Eastgate Shopping Centre
- Location: Bradford Road, Bedfordview, Ekurhuleni, South Africa
- Coordinates: 26°10′47″S 28°6′59″E﻿ / ﻿26.17972°S 28.11639°E
- Address: 43 Bradford Road, Bedfordview, Ekurhuleni
- Opening date: 1979; 46 years ago
- Management: JHI Retail
- Owner: Liberty Holdings Limited, Liberty Two Degrees
- No. of stores and services: 300
- Total retail floor area: 145,240 square metres
- Website: www.eastgateshops.com

= Eastgate Shopping Centre, Johannesburg =

Shopping centre in Bedfordview, South Africa

Eastgate Shopping Centre is a super-regional shopping centre in Bedfordview, near Bedford Gardens and the Johannesburg city centre in Gauteng. It remains one of the largest centres in the country and is the fourth largest shopping centre in Gauteng, after Mall of Africa, Sandton City and Menlyn Park. The centre lies next to the R24 airport freeway, between the Johannesburg CBD to the west and O. R. Tambo International Airport to the east.

== History ==
Eastgate was Johannesburg's first 'super-regional' shopping centre. The decision to build Eastgate was taken in 1974 by Rapp & Maister. It was to be built on an 18 ha site with 5 ha inside the Johannesburg municipality while the other 13 ha was in Bedfordview. It was planned to be opened in 1978 and would have 90,000sqm of retail space with major tenants being OK Bazaars, Edgars, Woolworths, Greatermans and John Orrs. There would be another 180 smaller stores, four cinemas and 5,000 parking bays. When it opened in 1979, it was the largest shopping centre in the Southern Hemisphere.

===Further upgrades===
A expansion was completed in 2010, which brings Eastgate to over 121,000 sqm. A few years later, the centre underwent another major redevelopment by Liberty Life to modernise both the retail and office components, which was completed in 2017. To this day, it is managed by Liberty Properties on behalf of the parent company, Liberty Holdings Limited. The centre is currently over 145,000 sqm.

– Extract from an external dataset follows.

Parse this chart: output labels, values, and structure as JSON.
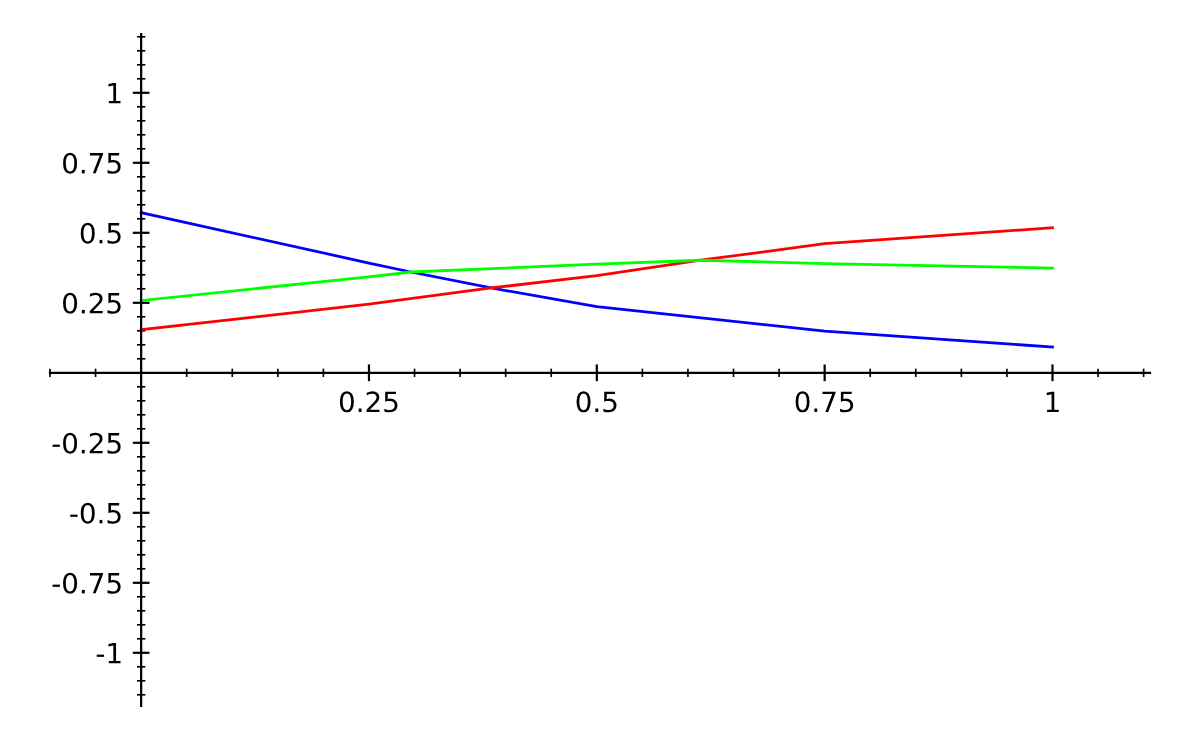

Eastgate Shopping Centre is frequented by over 80,000 shoppers on Saturdays and over 2 million shoppers during an average month. The shopping centre offers Bureau de change facilities. Major retailers include one of the most successful Woolworths in South Africa and a recently refurbished cinema complex. The centre has over 250 stores, which include more than 60 fashion boutiques and 13 jewellers.

Unusual for a single complex, the building straddled the municipal boundaries of the City of Johannesburg Metropolitan Municipality and Ekurhuleni Metropolitan Municipality. However, in 2013, the boundary was adjusted by the Municipal Demarcation Board to move Eastgate fully into Ekurhuleni.